Depending on the amount of time delay spread, channels can be classified as flat 
or frequency selective, and depending on the amount of Doppler spread, they can be 


classified as fast or slow fading [33]. 
C. MODULATION AND CHANNEL CODING 


Two important factors that determine a successful transmission of digital data are 
modulation and channel coding.

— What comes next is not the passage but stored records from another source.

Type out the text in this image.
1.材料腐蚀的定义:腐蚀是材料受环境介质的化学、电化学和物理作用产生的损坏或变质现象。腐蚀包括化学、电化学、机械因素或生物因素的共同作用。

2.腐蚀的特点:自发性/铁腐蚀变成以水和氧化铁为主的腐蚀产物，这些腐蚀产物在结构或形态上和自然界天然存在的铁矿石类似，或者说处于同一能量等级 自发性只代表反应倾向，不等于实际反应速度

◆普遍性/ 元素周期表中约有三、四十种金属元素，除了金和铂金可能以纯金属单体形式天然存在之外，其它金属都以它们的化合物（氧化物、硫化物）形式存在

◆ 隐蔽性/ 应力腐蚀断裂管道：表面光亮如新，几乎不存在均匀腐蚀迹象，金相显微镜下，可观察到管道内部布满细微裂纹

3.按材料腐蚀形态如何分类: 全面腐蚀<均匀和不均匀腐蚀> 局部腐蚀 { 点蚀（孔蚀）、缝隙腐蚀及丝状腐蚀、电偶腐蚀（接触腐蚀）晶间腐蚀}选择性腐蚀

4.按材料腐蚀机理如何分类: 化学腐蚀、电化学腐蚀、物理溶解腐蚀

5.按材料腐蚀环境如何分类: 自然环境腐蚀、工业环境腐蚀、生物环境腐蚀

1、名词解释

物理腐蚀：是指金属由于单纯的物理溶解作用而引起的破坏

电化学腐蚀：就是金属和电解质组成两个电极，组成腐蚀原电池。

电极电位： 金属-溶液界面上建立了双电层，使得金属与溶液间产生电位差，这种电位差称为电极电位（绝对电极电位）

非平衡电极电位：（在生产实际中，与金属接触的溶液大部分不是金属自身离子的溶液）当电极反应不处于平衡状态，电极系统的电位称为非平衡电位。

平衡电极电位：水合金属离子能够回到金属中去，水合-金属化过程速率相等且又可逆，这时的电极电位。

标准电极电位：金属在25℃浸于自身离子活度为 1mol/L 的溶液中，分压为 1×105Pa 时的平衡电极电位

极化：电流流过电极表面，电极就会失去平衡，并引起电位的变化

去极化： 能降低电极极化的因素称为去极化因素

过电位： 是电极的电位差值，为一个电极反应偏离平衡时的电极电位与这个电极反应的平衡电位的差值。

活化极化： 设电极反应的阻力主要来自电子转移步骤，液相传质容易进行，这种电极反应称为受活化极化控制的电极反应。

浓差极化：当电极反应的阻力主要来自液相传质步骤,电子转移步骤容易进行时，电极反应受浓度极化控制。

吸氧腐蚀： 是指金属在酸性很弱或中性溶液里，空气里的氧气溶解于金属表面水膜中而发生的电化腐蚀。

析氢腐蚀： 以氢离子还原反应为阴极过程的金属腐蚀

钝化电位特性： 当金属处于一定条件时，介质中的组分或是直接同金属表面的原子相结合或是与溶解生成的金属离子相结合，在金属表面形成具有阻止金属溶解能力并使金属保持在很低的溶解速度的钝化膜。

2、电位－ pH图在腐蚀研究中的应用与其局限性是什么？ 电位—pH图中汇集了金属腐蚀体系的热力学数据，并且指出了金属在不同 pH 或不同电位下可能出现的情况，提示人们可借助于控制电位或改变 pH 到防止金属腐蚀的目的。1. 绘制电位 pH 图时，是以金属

With modulation an attempt is made to use the wireless 
medium as efficiently as possible and with channel coding an effort is made to eliminate 


the transmission errors. 
1. Modulation 


In order to transmit a signal through a channel, the signal frequency needs to be 
shifted to a spectral band appropriate for transmission. This shift is achieved using 
modulation, which is the alteration of the carrier’s characteristics according to a 
modulating wave. The final result of modulation, apart from frequency shifting, is the 
addition of information to the carrier signal [34]. In wireless networks, the most widely 
used modulation schemes are Binary Phase Shift Keying (BPSK), Quadrature Phase-Shift 
Keying (QPSK), and Quadrature Amplitude Modulation (QAM) [33]. 


In BPSK, the values of Os and Is are represented by two alternating phases of the 
signal. In QPSK, four different phases of the same carrier signal are used to represent two 
bits for every transmitted symbol. Finally, in QAM, both phase and amplitude are 


changed to give the ability for even more bits per transmitted symbol.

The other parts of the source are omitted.